"I don't know," was the frank reply. "She's been partly stupefied for days--ever since she disappeared, as a matter of fact. If her physical condition was as good as her appearance indicates she may recover. Now the hospital is the best place for her."
It was only a few minutes before two ambulances came and the three persons were taken away; Willis a prisoner, and a sullen, defiant prisoner, who refused to speak or answer questions; St. George raving hideously and cursing frightfully; the woman, beautiful as a marble statue, and colorless as death.
When they had all gone, The Thinking Machine went back into the bedroom and examined more carefully the little closet in which he had found the artist and Grace Field. It was practically a padded cell, relatively six feet each way. Heavy cushions of felt two or three inches thick covered the interior of the little room closely. In the top of it there was a small aperture, which had permitted some of the fumes of the chloroform to escape. The place was saturated with the poison.

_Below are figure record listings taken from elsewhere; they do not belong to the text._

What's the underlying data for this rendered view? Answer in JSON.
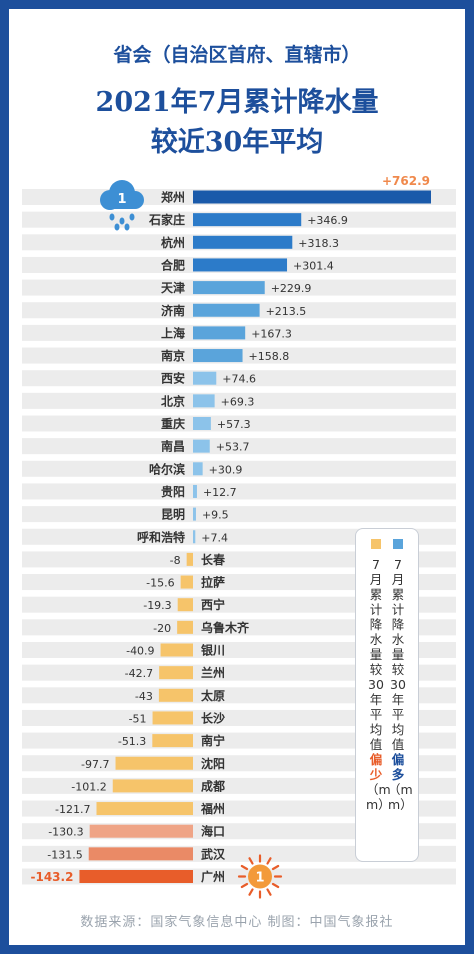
{
  "title": {
    "line1": "省会（自治区首府、直辖市）",
    "line2": "2021年7月累计降水量",
    "line3": "较近30年平均"
  },
  "footer": "数据来源：国家气象信息中心   制图：中国气象报社",
  "legend": {
    "more_text": "7月累计降水量较30年平均值",
    "more_em": "偏多",
    "more_unit": "（mm）",
    "less_text": "7月累计降水量较30年平均值",
    "less_em": "偏少",
    "less_unit": "（mm）"
  },
  "badges": {
    "top": "1",
    "bottom": "1"
  },
  "colors": {
    "frame": "#1d4f9c",
    "title": "#1d4f9c",
    "pos_dark": "#1a5aaa",
    "pos_mid": "#2c7bc9",
    "pos_light": "#5aa4db",
    "pos_pale": "#8cc3ea",
    "neg_yellow": "#f6c46a",
    "neg_peach": "#efa486",
    "neg_salmon": "#ea8a66",
    "neg_red": "#e85d2a",
    "max_label": "#f0894c",
    "row_band": "#ececec"
  },
  "chart_data": {
    "type": "bar",
    "orientation": "horizontal",
    "unit": "mm",
    "categories": [
      "郑州",
      "石家庄",
      "杭州",
      "合肥",
      "天津",
      "济南",
      "上海",
      "南京",
      "西安",
      "北京",
      "重庆",
      "南昌",
      "哈尔滨",
      "贵阳",
      "昆明",
      "呼和浩特",
      "长春",
      "拉萨",
      "西宁",
      "乌鲁木齐",
      "银川",
      "兰州",
      "太原",
      "长沙",
      "南宁",
      "沈阳",
      "成都",
      "福州",
      "海口",
      "武汉",
      "广州"
    ],
    "values": [
      762.9,
      346.9,
      318.3,
      301.4,
      229.9,
      213.5,
      167.3,
      158.8,
      74.6,
      69.3,
      57.3,
      53.7,
      30.9,
      12.7,
      9.5,
      7.4,
      -8,
      -15.6,
      -19.3,
      -20,
      -40.9,
      -42.7,
      -43,
      -51,
      -51.3,
      -97.7,
      -101.2,
      -121.7,
      -130.3,
      -131.5,
      -143.2
    ],
    "labels": [
      "+762.9",
      "+346.9",
      "+318.3",
      "+301.4",
      "+229.9",
      "+213.5",
      "+167.3",
      "+158.8",
      "+74.6",
      "+69.3",
      "+57.3",
      "+53.7",
      "+30.9",
      "+12.7",
      "+9.5",
      "+7.4",
      "-8",
      "-15.6",
      "-19.3",
      "-20",
      "-40.9",
      "-42.7",
      "-43",
      "-51",
      "-51.3",
      "-97.7",
      "-101.2",
      "-121.7",
      "-130.3",
      "-131.5",
      "-143.2"
    ],
    "series": [
      {
        "name": "7月累计降水量较30年平均值偏多（mm）"
      },
      {
        "name": "7月累计降水量较30年平均值偏少（mm）"
      }
    ],
    "xlabel": "",
    "ylabel": "",
    "grid": false,
    "legend_position": "right"
  }
}
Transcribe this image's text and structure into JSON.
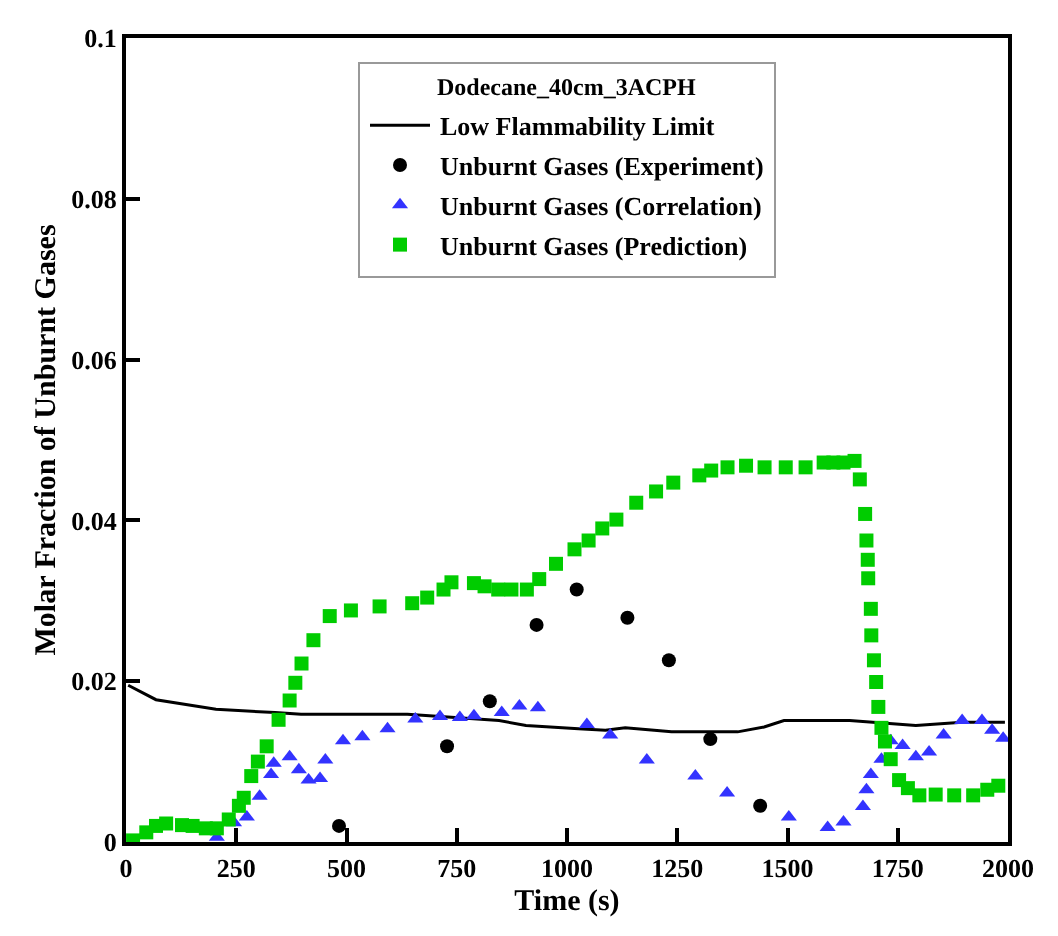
{
  "chart_data": {
    "type": "scatter",
    "xlabel": "Time (s)",
    "ylabel": "Molar Fraction of Unburnt Gases",
    "legend_title": "Dodecane_40cm_3ACPH",
    "xlim": [
      0,
      2000
    ],
    "xticks": [
      0,
      250,
      500,
      750,
      1000,
      1250,
      1500,
      1750,
      2000
    ],
    "ylim": [
      0,
      0.1
    ],
    "yticks": [
      0,
      0.02,
      0.04,
      0.06,
      0.08,
      0.1
    ],
    "grid": false,
    "legend": "top",
    "series": [
      {
        "name": "Low Flammability Limit",
        "type": "line",
        "marker": "none",
        "line_style": "solid",
        "color": "#000000",
        "x": [
          5,
          68,
          204,
          338,
          397,
          638,
          846,
          907,
          1026,
          1087,
          1132,
          1237,
          1387,
          1447,
          1492,
          1641,
          1791,
          1896,
          1993
        ],
        "values": [
          0.0195,
          0.0177,
          0.0165,
          0.0161,
          0.0159,
          0.0159,
          0.0151,
          0.0145,
          0.0141,
          0.0139,
          0.0142,
          0.0137,
          0.0137,
          0.0143,
          0.0151,
          0.0151,
          0.0145,
          0.0149,
          0.0149
        ]
      },
      {
        "name": "Unburnt Gases (Experiment)",
        "marker": "circle",
        "color": "#000000",
        "x": [
          483,
          728,
          825,
          931,
          1022,
          1137,
          1231,
          1325,
          1438
        ],
        "values": [
          0.002,
          0.0119,
          0.0175,
          0.027,
          0.0314,
          0.0279,
          0.0226,
          0.0128,
          0.0045
        ]
      },
      {
        "name": "Unburnt Gases (Correlation)",
        "marker": "triangle",
        "color": "#3333ff",
        "x": [
          206,
          245,
          274,
          303,
          329,
          335,
          371,
          392,
          414,
          440,
          452,
          492,
          536,
          593,
          656,
          712,
          757,
          789,
          852,
          892,
          934,
          1045,
          1098,
          1181,
          1291,
          1363,
          1503,
          1591,
          1627,
          1671,
          1679,
          1689,
          1713,
          1734,
          1761,
          1791,
          1821,
          1854,
          1896,
          1941,
          1964,
          1989
        ],
        "values": [
          0.0006,
          0.0024,
          0.0031,
          0.0057,
          0.0084,
          0.0098,
          0.0106,
          0.009,
          0.0077,
          0.0079,
          0.0102,
          0.0126,
          0.0131,
          0.0141,
          0.0153,
          0.0156,
          0.0155,
          0.0157,
          0.0161,
          0.0169,
          0.0167,
          0.0146,
          0.0133,
          0.0102,
          0.0082,
          0.0061,
          0.0031,
          0.0018,
          0.0025,
          0.0044,
          0.0065,
          0.0084,
          0.0103,
          0.0126,
          0.012,
          0.0106,
          0.0112,
          0.0133,
          0.0151,
          0.0151,
          0.0139,
          0.0129
        ]
      },
      {
        "name": "Unburnt Gases (Prediction)",
        "marker": "square",
        "color": "#00cc00",
        "x": [
          16,
          46,
          68,
          91,
          127,
          151,
          181,
          206,
          233,
          256,
          267,
          284,
          299,
          319,
          346,
          371,
          384,
          398,
          425,
          462,
          510,
          575,
          649,
          683,
          720,
          738,
          789,
          813,
          844,
          874,
          909,
          937,
          975,
          1017,
          1049,
          1080,
          1112,
          1157,
          1202,
          1241,
          1300,
          1327,
          1364,
          1406,
          1448,
          1496,
          1541,
          1582,
          1604,
          1627,
          1652,
          1664,
          1676,
          1679,
          1682,
          1683,
          1689,
          1690,
          1696,
          1701,
          1706,
          1713,
          1721,
          1734,
          1753,
          1773,
          1799,
          1836,
          1878,
          1921,
          1953,
          1978
        ],
        "values": [
          0.0002,
          0.0012,
          0.002,
          0.0023,
          0.0021,
          0.002,
          0.0017,
          0.0017,
          0.0028,
          0.0045,
          0.0055,
          0.0082,
          0.01,
          0.0119,
          0.0152,
          0.0176,
          0.0198,
          0.0222,
          0.0251,
          0.0281,
          0.0288,
          0.0293,
          0.0297,
          0.0304,
          0.0314,
          0.0323,
          0.0322,
          0.0318,
          0.0314,
          0.0314,
          0.0314,
          0.0327,
          0.0346,
          0.0364,
          0.0375,
          0.039,
          0.0401,
          0.0422,
          0.0436,
          0.0447,
          0.0456,
          0.0462,
          0.0466,
          0.0468,
          0.0466,
          0.0466,
          0.0466,
          0.0472,
          0.0472,
          0.0472,
          0.0474,
          0.0451,
          0.0408,
          0.0375,
          0.0351,
          0.0328,
          0.029,
          0.0257,
          0.0226,
          0.0199,
          0.0168,
          0.0142,
          0.0125,
          0.0103,
          0.0077,
          0.0067,
          0.0058,
          0.0059,
          0.0058,
          0.0058,
          0.0065,
          0.007
        ]
      }
    ]
  }
}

"Let's go," he said, finally.
Detective Mallory and Hatch followed him out and a few minutes later sat opposite him in his little laboratory. Hatch had told a story over the telephone that made his City Editor rejoice madly; it was news, great, big, vital news.
"Now, Mr. Hatch, I suppose you want some details," said The Thinking Machine, as he relapsed into his accustomed attitude. "And you, too, Mr. Mallory, since you are holding Willis a prisoner on my say-so. Would you like to know why?"

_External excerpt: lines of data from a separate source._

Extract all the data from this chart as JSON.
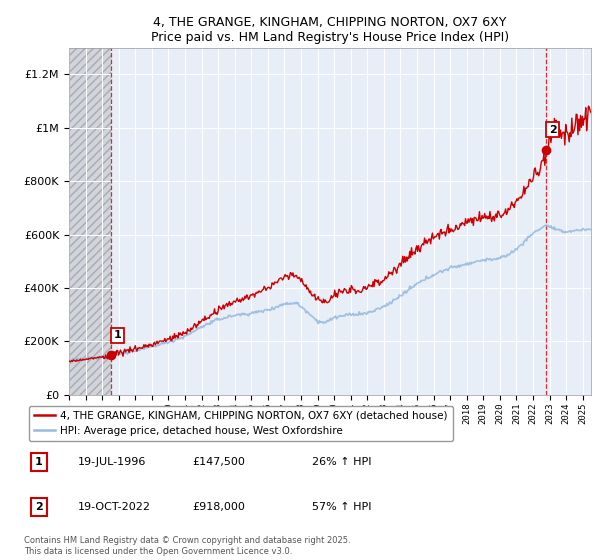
{
  "title": "4, THE GRANGE, KINGHAM, CHIPPING NORTON, OX7 6XY",
  "subtitle": "Price paid vs. HM Land Registry's House Price Index (HPI)",
  "ylim": [
    0,
    1300000
  ],
  "yticks": [
    0,
    200000,
    400000,
    600000,
    800000,
    1000000,
    1200000
  ],
  "ytick_labels": [
    "£0",
    "£200K",
    "£400K",
    "£600K",
    "£800K",
    "£1M",
    "£1.2M"
  ],
  "sale1_date": 1996.54,
  "sale1_price": 147500,
  "sale2_date": 2022.79,
  "sale2_price": 918000,
  "red_line_color": "#cc0000",
  "blue_line_color": "#99bbdd",
  "background_color": "#ffffff",
  "plot_bg_color": "#e8eef8",
  "grid_color": "#ffffff",
  "vline_color": "#cc0000",
  "legend1_text": "4, THE GRANGE, KINGHAM, CHIPPING NORTON, OX7 6XY (detached house)",
  "legend2_text": "HPI: Average price, detached house, West Oxfordshire",
  "annotation1_date": "19-JUL-1996",
  "annotation1_price": "£147,500",
  "annotation1_hpi": "26% ↑ HPI",
  "annotation2_date": "19-OCT-2022",
  "annotation2_price": "£918,000",
  "annotation2_hpi": "57% ↑ HPI",
  "footer_text": "Contains HM Land Registry data © Crown copyright and database right 2025.\nThis data is licensed under the Open Government Licence v3.0.",
  "xmin": 1994,
  "xmax": 2025.5
}
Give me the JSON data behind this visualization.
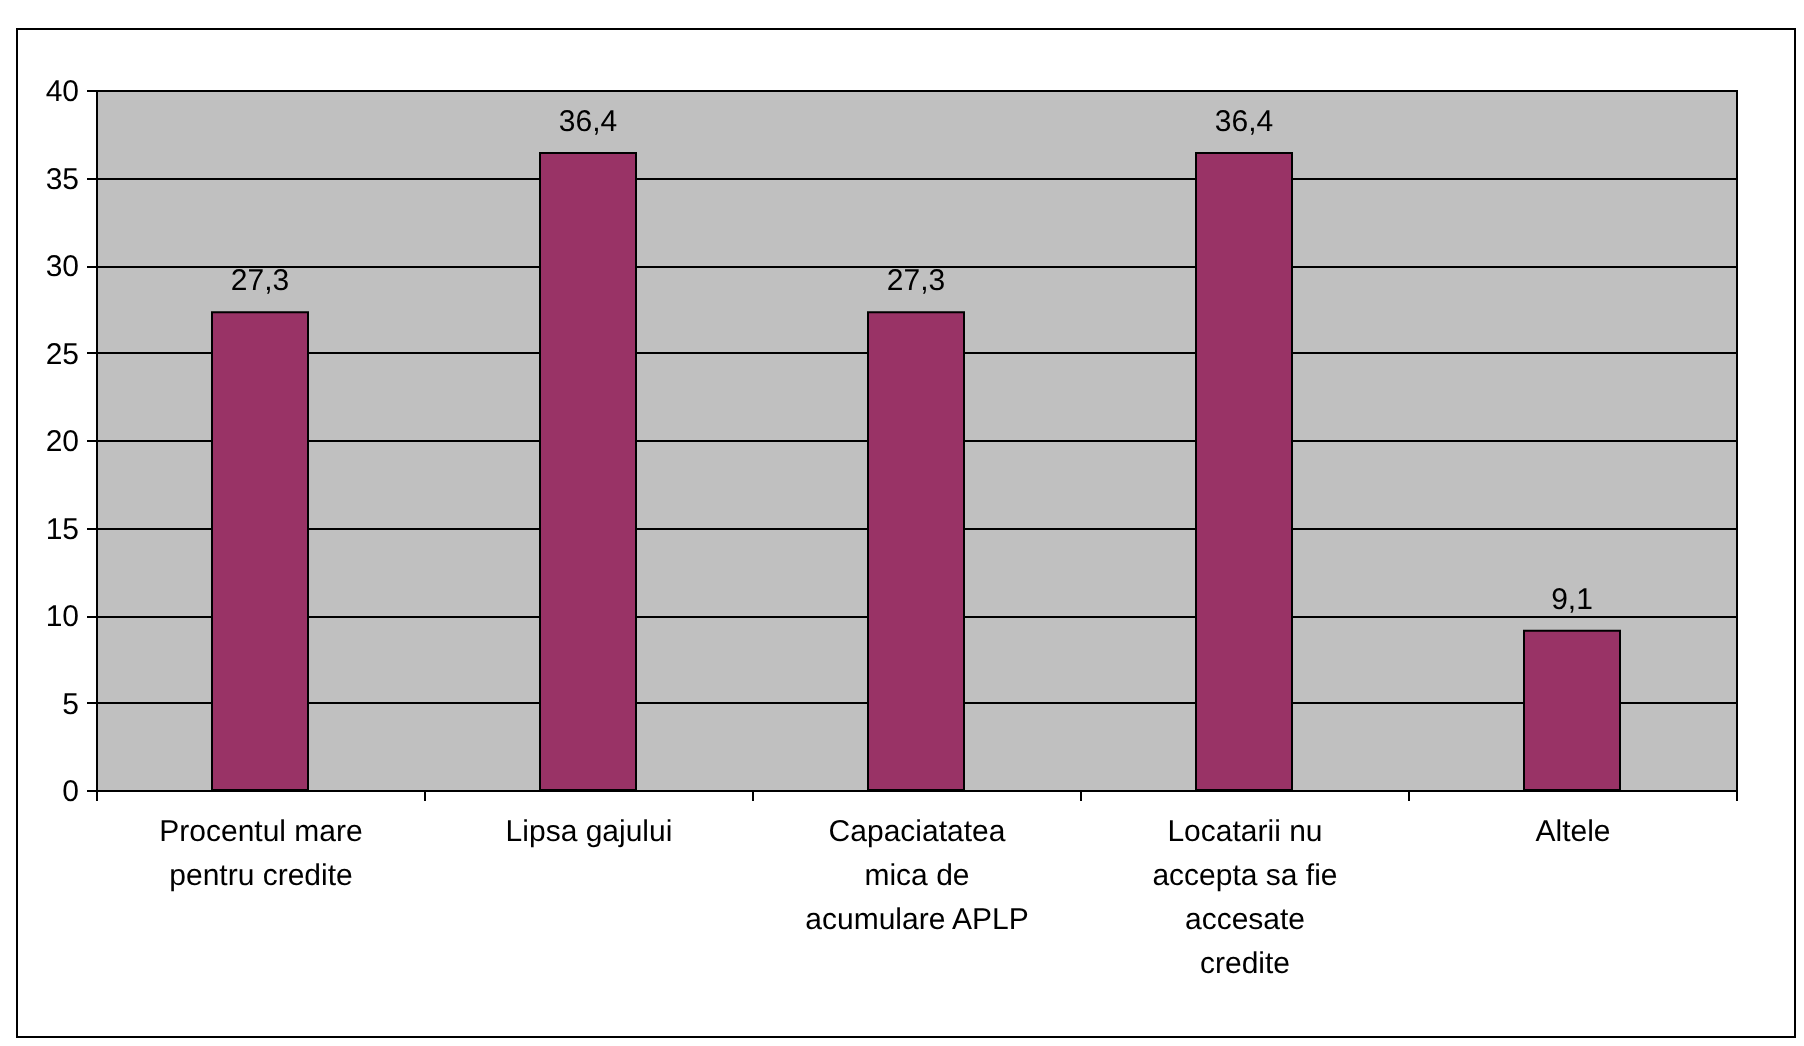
{
  "chart_data": {
    "type": "bar",
    "categories": [
      "Procentul mare pentru credite",
      "Lipsa gajului",
      "Capaciatatea mica de acumulare APLP",
      "Locatarii nu accepta sa fie accesate credite",
      "Altele"
    ],
    "values": [
      27.3,
      36.4,
      27.3,
      36.4,
      9.1
    ],
    "color": "#993366",
    "ylim": [
      0,
      40
    ],
    "yticks": [
      0,
      5,
      10,
      15,
      20,
      25,
      30,
      35,
      40
    ],
    "value_labels": [
      "27,3",
      "36,4",
      "27,3",
      "36,4",
      "9,1"
    ],
    "grid": "y"
  }
}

"Sure," said the detective.
"Let's go back a little--begin at the beginning, where Mr. Hatch called on me," said The Thinking Machine. "I can make the matter clearer that way. And I believe the cause of justice, Mr. Mallory, requires absolute accuracy and clarity in all things, does it not?"
"Sure," said the detective again.
"Well, Mr. Hatch told me at some length of the preliminaries of this case," explained The Thinking Machine. "He told me the history of the picture; the mystery as to the identity of the model; her great beauty; how he found her to be Grace Field, a shop-girl. He also told me of the mental condition of the artist, St. George, and repeated the rumor as he knew it about the artist being heartbroken because the girl--his model--would not marry him.